Title: Determining the number of overlapping clusters: Simulation results for the additive profile clustering model
Authors: Tom Frans Wilderjans - Leiden University (Netherlands) [presenting]
Julian Rossbroich - Leiden University (Netherlands)
Abstract: In various fields of science, researchers are interested in revealing the underlying structural mechanisms that generated object by variable data (e.g., patient by symptom or consumer by brand data). Based on theoretical or empirical arguments, it may be hypothesized that these underlying mechanisms are captured by a clustering of the objects. To this end, researchers often adopt a partitioning method (e.g. $k$-means), which yields a set of non-overlapping clusters. However, in some cases it may be expected that objects are grouped into clusters that are allowed to overlap (i.e. an object belonging to multiple clusters). For the patient by symptom data it may, for example, be that the clusters correspond with syndromes and that patients may suffer from multiple syndromes at the same time (i.e. co-morbidity). To identify the overlapping object clusters, Mirkins additive profile (overlapping) clustering model may be used.
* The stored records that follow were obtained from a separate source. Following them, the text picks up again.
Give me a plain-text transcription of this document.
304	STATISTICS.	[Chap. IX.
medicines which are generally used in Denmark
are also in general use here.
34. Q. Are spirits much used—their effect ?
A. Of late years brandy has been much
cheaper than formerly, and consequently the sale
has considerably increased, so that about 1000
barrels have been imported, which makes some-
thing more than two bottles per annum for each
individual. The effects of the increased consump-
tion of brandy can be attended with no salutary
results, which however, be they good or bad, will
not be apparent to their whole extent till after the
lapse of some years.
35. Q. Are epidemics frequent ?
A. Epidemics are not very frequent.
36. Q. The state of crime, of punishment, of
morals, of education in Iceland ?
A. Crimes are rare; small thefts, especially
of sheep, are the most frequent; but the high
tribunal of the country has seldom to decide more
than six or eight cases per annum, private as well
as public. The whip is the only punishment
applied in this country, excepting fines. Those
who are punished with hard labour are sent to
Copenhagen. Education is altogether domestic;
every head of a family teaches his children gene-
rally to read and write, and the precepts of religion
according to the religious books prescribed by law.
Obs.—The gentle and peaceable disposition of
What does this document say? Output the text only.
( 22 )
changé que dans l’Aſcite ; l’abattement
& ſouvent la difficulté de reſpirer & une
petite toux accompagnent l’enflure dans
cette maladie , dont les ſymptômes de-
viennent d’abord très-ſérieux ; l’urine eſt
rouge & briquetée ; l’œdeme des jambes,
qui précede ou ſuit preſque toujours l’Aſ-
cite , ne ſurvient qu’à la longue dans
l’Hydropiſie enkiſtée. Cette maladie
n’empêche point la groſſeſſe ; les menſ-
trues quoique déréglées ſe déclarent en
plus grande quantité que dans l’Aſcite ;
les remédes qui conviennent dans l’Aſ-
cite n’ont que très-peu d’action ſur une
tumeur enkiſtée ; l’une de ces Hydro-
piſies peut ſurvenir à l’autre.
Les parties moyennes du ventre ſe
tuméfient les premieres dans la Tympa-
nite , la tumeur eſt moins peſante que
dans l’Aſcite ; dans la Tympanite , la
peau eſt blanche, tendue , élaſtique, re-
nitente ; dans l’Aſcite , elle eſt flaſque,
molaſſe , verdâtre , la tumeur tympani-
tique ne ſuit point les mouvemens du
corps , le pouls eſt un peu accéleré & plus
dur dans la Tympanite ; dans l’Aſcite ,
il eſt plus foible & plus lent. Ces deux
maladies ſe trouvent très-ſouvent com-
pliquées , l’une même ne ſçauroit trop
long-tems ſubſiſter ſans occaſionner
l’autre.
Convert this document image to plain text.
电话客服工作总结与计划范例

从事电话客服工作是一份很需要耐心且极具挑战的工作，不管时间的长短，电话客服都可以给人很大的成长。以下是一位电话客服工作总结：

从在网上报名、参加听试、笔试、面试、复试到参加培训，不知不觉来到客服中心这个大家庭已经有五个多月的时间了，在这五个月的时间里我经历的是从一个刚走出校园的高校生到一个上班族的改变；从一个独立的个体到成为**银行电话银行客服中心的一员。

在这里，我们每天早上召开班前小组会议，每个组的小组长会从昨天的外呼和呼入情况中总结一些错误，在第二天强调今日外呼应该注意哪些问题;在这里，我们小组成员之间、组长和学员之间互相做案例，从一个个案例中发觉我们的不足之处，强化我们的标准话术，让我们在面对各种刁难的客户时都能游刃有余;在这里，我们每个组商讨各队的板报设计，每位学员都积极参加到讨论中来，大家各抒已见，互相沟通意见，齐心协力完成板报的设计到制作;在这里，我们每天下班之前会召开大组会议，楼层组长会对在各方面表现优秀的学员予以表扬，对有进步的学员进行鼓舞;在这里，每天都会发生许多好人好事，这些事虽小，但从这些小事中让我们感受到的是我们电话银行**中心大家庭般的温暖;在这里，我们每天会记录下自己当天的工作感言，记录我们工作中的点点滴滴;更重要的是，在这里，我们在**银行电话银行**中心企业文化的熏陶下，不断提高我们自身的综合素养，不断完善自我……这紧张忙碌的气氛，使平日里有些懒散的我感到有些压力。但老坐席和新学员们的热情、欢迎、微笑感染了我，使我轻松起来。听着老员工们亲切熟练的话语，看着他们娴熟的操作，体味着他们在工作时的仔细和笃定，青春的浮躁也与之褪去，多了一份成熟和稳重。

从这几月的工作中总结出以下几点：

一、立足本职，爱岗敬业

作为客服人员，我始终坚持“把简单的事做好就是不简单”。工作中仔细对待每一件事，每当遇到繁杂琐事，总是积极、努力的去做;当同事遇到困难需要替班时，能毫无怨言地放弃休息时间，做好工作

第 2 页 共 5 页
A non-trivial task consists of determining the optimal number of overlapping clusters underlying a data set at hand. Up to now, however, this issue of model selection has not been studied in a systematic way. Therefore, we compare in an extensive simulation study various existing (e.g. CHull, cross-validation) and new model selection methods for the additive profile clustering model, with some of the new methods being methods for the partitioning case tailored to the context of overlapping clustering (e.g. AIC, CH-index).